![Trump, o destruidor](https://homepagept.web.sapo.io/assets/img/blank.png)
Entre as muitas novidades trazidas pela nova administração Trump na Casa Branca, algumas das mais chocantes, para além de preocupantes, dizem respeito à política externa norte-americana – ou talvez seja mais rigoroso chamar-lhe “nova política externa norte-americana”, tendo em conta a triste quebra do legado do país numa série de domínios internacionais que esta administração rapidamente veio a personificar.

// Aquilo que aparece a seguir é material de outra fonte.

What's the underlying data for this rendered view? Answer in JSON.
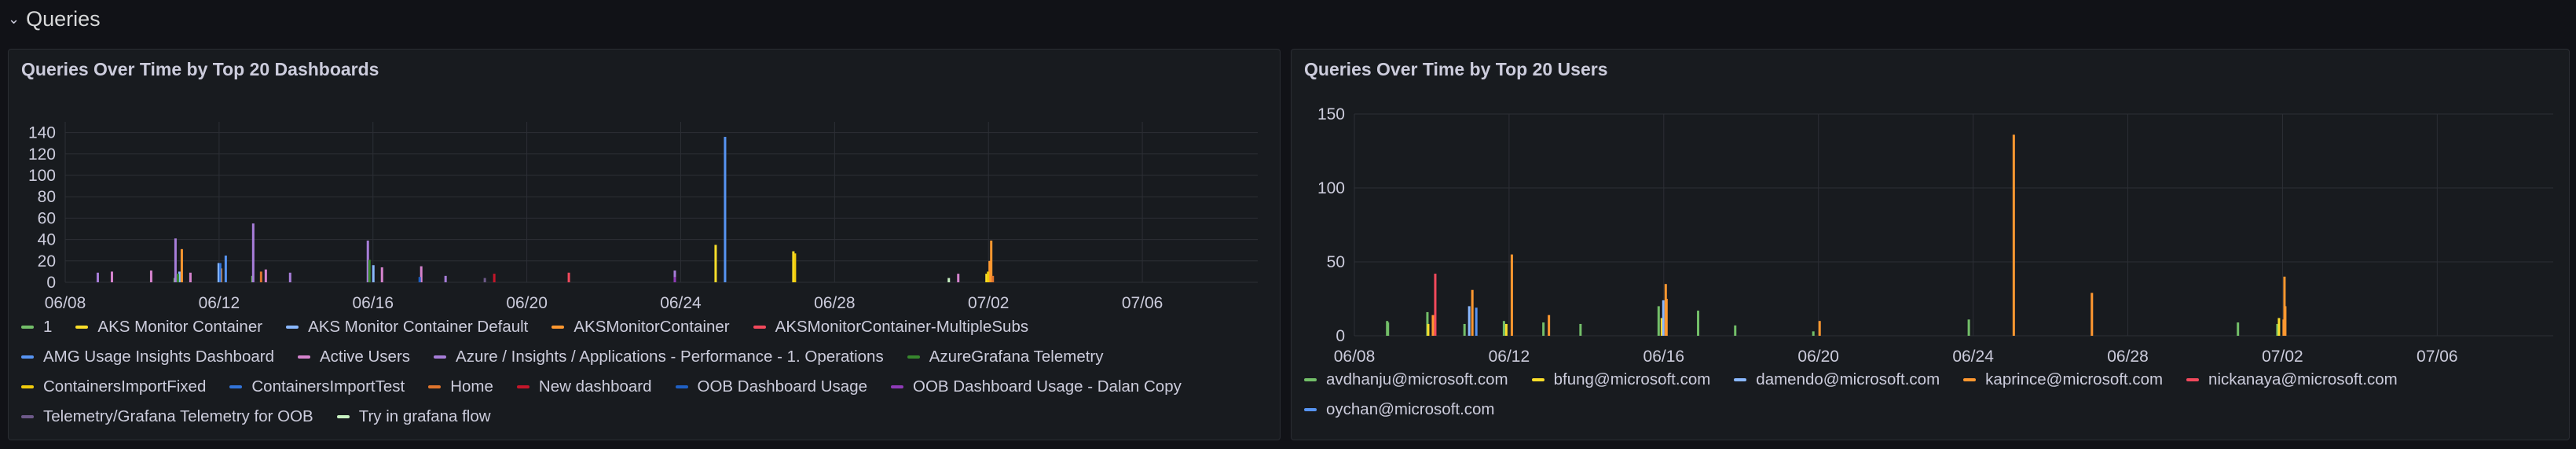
{
  "row": {
    "title": "Queries",
    "chevron": "chevron-down-icon"
  },
  "chart_data": [
    {
      "type": "bar",
      "title": "Queries Over Time by Top 20 Dashboards",
      "xlabel": "",
      "ylabel": "",
      "x_ticks": [
        "06/08",
        "06/12",
        "06/16",
        "06/20",
        "06/24",
        "06/28",
        "07/02",
        "07/06"
      ],
      "y_ticks": [
        "0",
        "20",
        "40",
        "60",
        "80",
        "100",
        "120",
        "140"
      ],
      "ylim": [
        0,
        150
      ],
      "xlim": [
        "06/08",
        "07/09"
      ],
      "grid": true,
      "legend_position": "bottom",
      "series": [
        {
          "name": "1",
          "color": "#73bf69",
          "points": [
            [
              "06/11",
              4
            ],
            [
              "06/13",
              6
            ]
          ]
        },
        {
          "name": "AKS Monitor Container",
          "color": "#fade2a",
          "points": [
            [
              "06/25",
              35
            ],
            [
              "06/27",
              29
            ],
            [
              "07/02",
              8
            ]
          ]
        },
        {
          "name": "AKS Monitor Container Default",
          "color": "#8ab8ff",
          "points": [
            [
              "06/11",
              10
            ],
            [
              "06/12",
              18
            ],
            [
              "06/16",
              16
            ]
          ]
        },
        {
          "name": "AKSMonitorContainer",
          "color": "#ff9830",
          "points": [
            [
              "06/11",
              31
            ],
            [
              "06/12",
              13
            ],
            [
              "07/02",
              39
            ],
            [
              "07/02",
              20
            ]
          ]
        },
        {
          "name": "AKSMonitorContainer-MultipleSubs",
          "color": "#f2495c",
          "points": [
            [
              "06/21",
              9
            ]
          ]
        },
        {
          "name": "AMG Usage Insights Dashboard",
          "color": "#5794f2",
          "points": [
            [
              "06/25",
              136
            ],
            [
              "06/12",
              25
            ]
          ]
        },
        {
          "name": "Active Users",
          "color": "#d683ce",
          "points": [
            [
              "06/09",
              10
            ],
            [
              "06/10",
              11
            ],
            [
              "06/11",
              9
            ],
            [
              "06/13",
              12
            ],
            [
              "06/16",
              14
            ],
            [
              "06/17",
              15
            ],
            [
              "07/01",
              8
            ]
          ]
        },
        {
          "name": "Azure / Insights / Applications - Performance - 1. Operations",
          "color": "#a77dd9",
          "points": [
            [
              "06/09",
              9
            ],
            [
              "06/11",
              41
            ],
            [
              "06/13",
              55
            ],
            [
              "06/14",
              9
            ],
            [
              "06/16",
              39
            ],
            [
              "06/18",
              6
            ],
            [
              "06/24",
              11
            ]
          ]
        },
        {
          "name": "AzureGrafana Telemetry",
          "color": "#37872d",
          "points": [
            [
              "06/16",
              21
            ],
            [
              "06/11",
              8
            ]
          ]
        },
        {
          "name": "ContainersImportFixed",
          "color": "#f2cc0c",
          "points": [
            [
              "06/27",
              27
            ],
            [
              "07/02",
              10
            ]
          ]
        },
        {
          "name": "ContainersImportTest",
          "color": "#3274d9",
          "points": [
            [
              "06/12",
              18
            ]
          ]
        },
        {
          "name": "Home",
          "color": "#e0752d",
          "points": [
            [
              "06/13",
              10
            ],
            [
              "07/02",
              6
            ]
          ]
        },
        {
          "name": "New dashboard",
          "color": "#c4162a",
          "points": [
            [
              "06/19",
              8
            ]
          ]
        },
        {
          "name": "OOB Dashboard Usage",
          "color": "#1f60c4",
          "points": [
            [
              "06/17",
              5
            ]
          ]
        },
        {
          "name": "OOB Dashboard Usage - Dalan Copy",
          "color": "#8f3bb8",
          "points": [
            [
              "06/24",
              5
            ]
          ]
        },
        {
          "name": "Telemetry/Grafana Telemetry for OOB",
          "color": "#6e5a8a",
          "points": [
            [
              "06/19",
              4
            ]
          ]
        },
        {
          "name": "Try in grafana flow",
          "color": "#c8f2c2",
          "points": [
            [
              "07/01",
              4
            ]
          ]
        }
      ]
    },
    {
      "type": "bar",
      "title": "Queries Over Time by Top 20 Users",
      "xlabel": "",
      "ylabel": "",
      "x_ticks": [
        "06/08",
        "06/12",
        "06/16",
        "06/20",
        "06/24",
        "06/28",
        "07/02",
        "07/06"
      ],
      "y_ticks": [
        "0",
        "50",
        "100",
        "150"
      ],
      "ylim": [
        0,
        150
      ],
      "xlim": [
        "06/08",
        "07/09"
      ],
      "grid": true,
      "legend_position": "bottom",
      "series": [
        {
          "name": "avdhanju@microsoft.com",
          "color": "#73bf69",
          "points": [
            [
              "06/09",
              10
            ],
            [
              "06/09",
              9
            ],
            [
              "06/10",
              16
            ],
            [
              "06/11",
              8
            ],
            [
              "06/12",
              10
            ],
            [
              "06/13",
              9
            ],
            [
              "06/14",
              8
            ],
            [
              "06/16",
              20
            ],
            [
              "06/17",
              17
            ],
            [
              "06/18",
              7
            ],
            [
              "06/20",
              3
            ],
            [
              "06/24",
              11
            ],
            [
              "07/01",
              9
            ],
            [
              "07/02",
              8
            ]
          ]
        },
        {
          "name": "bfung@microsoft.com",
          "color": "#fade2a",
          "points": [
            [
              "06/10",
              8
            ],
            [
              "06/12",
              8
            ],
            [
              "06/16",
              12
            ],
            [
              "07/02",
              12
            ]
          ]
        },
        {
          "name": "damendo@microsoft.com",
          "color": "#8ab8ff",
          "points": [
            [
              "06/11",
              20
            ],
            [
              "06/16",
              24
            ]
          ]
        },
        {
          "name": "kaprince@microsoft.com",
          "color": "#ff9830",
          "points": [
            [
              "06/10",
              14
            ],
            [
              "06/11",
              31
            ],
            [
              "06/12",
              55
            ],
            [
              "06/13",
              14
            ],
            [
              "06/16",
              35
            ],
            [
              "06/16",
              25
            ],
            [
              "06/20",
              10
            ],
            [
              "06/25",
              136
            ],
            [
              "06/27",
              29
            ],
            [
              "07/02",
              11
            ],
            [
              "07/02",
              40
            ],
            [
              "07/02",
              20
            ]
          ]
        },
        {
          "name": "nickanaya@microsoft.com",
          "color": "#f2495c",
          "points": [
            [
              "06/10",
              42
            ]
          ]
        },
        {
          "name": "oychan@microsoft.com",
          "color": "#5794f2",
          "points": [
            [
              "06/11",
              19
            ]
          ]
        }
      ]
    }
  ]
}
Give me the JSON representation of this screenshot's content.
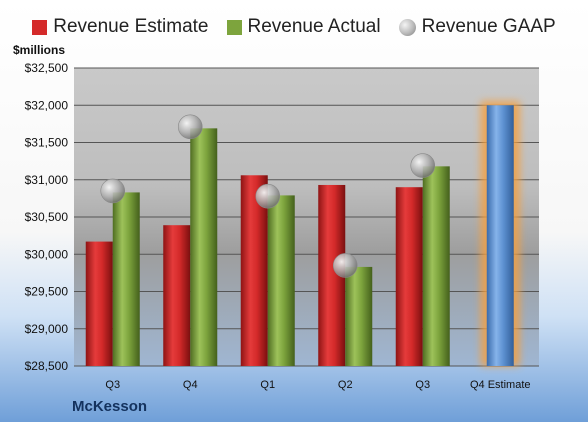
{
  "unit_label": "$millions",
  "company": "McKesson",
  "chart_data": {
    "type": "bar",
    "categories": [
      "Q3",
      "Q4",
      "Q1",
      "Q2",
      "Q3",
      "Q4 Estimate"
    ],
    "series": [
      {
        "name": "Revenue Estimate",
        "kind": "bar",
        "color": "#d42a2a",
        "values": [
          30170,
          30390,
          31060,
          30930,
          30900,
          null
        ]
      },
      {
        "name": "Revenue Actual",
        "kind": "bar",
        "color": "#7da43d",
        "values": [
          30830,
          31690,
          30790,
          29830,
          31180,
          null
        ]
      },
      {
        "name": "Revenue GAAP",
        "kind": "bubble",
        "color": "#a8a8a8",
        "values": [
          30850,
          31710,
          30780,
          29850,
          31190,
          null
        ]
      },
      {
        "name": "",
        "kind": "bar",
        "color": "#5f93d3",
        "highlight": "#f5a040",
        "values": [
          null,
          null,
          null,
          null,
          null,
          32000
        ]
      }
    ],
    "ylim": [
      28500,
      32500
    ],
    "yticks": [
      "$28,500",
      "$29,000",
      "$29,500",
      "$30,000",
      "$30,500",
      "$31,000",
      "$31,500",
      "$32,000",
      "$32,500"
    ],
    "grid": true,
    "legend": "top"
  }
}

Trump é um homem de negócios que está e vai continuar a tentar negociar a política, como se os Estados Unidos de uma empresa se tratassem, e como se os norte-americanos fossem meros recursos humanos ao serviço dessa empresa. Veja-se, por exemplo, o que o recém Presidente pela segunda vez propôs recentemente para o futuro da Faixa de Gaza – um negócio imobiliário, precisamente! Mas a política não deve ser um negócio, muito menos o negócio de um homem só, ou de alguns. Ao “Trumpificar” a América, Donald Trump está a retirar ao país uma parte da sua missão histórica no mundo, nomeadamente no que concerne à sua política externa.
Se quisermos, essa missão remonta a 1776 e à Revolução Americana, remonta a George Washington e aos Founding Fathers. Mas remonta também a uma fase mais adiantada da História, aos anos 1980 e ao caminho para o fim da Guerra Fria, quando uma das grandes preocupações da administração Reagan era a libertação e democratização dos povos oprimidos, pelo comunismo soviético ou quaisquer outras formas de ditadura. Uma proposta recente de Donald Trump promete cortar laços com esta secção da história da América, num contexto em que, diga-se de passagem, os americanos até foram bem sucedidos e os valores da democracia e liberdade saíram vitoriosos na luta contra o totalitarismo soviético.
Uma das mais importantes criações na América desta época foi uma instituição não governamental, cujo principal intuito era o de levar a democracia ao resto do mundo: o National Endowment for Democracy (NED). Tratava-se da concretização de uma ambição do Presidente Reagan para pôr em marcha a sua estratégia de demonstrar a superioridade dos valores democráticos relativamente às autocracias no mundo, em particular o comunismo soviético. Nesta altura (década de 1980), os avanços do expansionismo soviético eram notórios, em particular no Terceiro Mundo, e Reagan chega ao poder com toda uma mundivisão renovada para a política externa dos Estados Unidos, por um lado para travar essa expansão e, por outro, para difundir a democracia no mundo. Fê-lo, justamente, com a ajuda do NED, uma organização nascida em 1983, simultaneamente com o apoio de democratas e republicanos, e com uma primeira missão no contexto da Guerra Fria: ajudar, material e/ou financeiramente, aqueles que desejavam ver-se livres do jugo soviético por detrás da Cortina de Ferro.
Se estiver a perguntar-se como é que se ajuda materialmente alguém a sair da ditadura, é bom sinal: significa que, muito provavelmente, estão ao seu dispor todas as ferramentas e meios próprios de um regime democrático e que nem sequer se dá conta de que esses bens e hábitos tão básicos o rodeiam e auxiliam diariamente. O mesmo não se passava, por exemplo, na Europa de Leste dos anos 1980. Não havia papel e canetas para eternizar e partilhar ideias, não havia jornais e rádios livres, não havia máquinas de escrever, não havia locais de reunião e/ou associação seguros, não existiam as mais básicas liberdades, de expressão, opinião, associação. O NED foi um instrumento fundamental nos processos de libertação dos povos Leste-europeus em 1989-91. Um dos mais conhecidos destes processos é o da Polónia, onde o Solidariedade foi diretamente apoiado pelo NED, com dinheiro, bens e ideias.
Em 2025, Trump e a sua comitiva desligam-se destas conquistas e anunciam o bloqueio ao financiamento do NED, com tudo o que isso implica para a instituições e os seus funcionários. Importa salientar que, desde 1983 a esta parte, o NED cresceu exponencialmente em dimensão e recursos humanos, numa evidência de que a democracia é um dos valores sobre os quais qualquer administração, democrata ou republicana, (supostamente!) deseja investir. O afastamento desta forma de estar põe em perigo o lugar que, afinal, a democracia ocupa no seio desta nova administração. Parece que deixa de ser considerado desejável levar a democracia ao resto do mundo, numa divergência preocupante face ao que tem vindo a ser, ao longo de décadas, um pilar essencial da política externa norte-americana.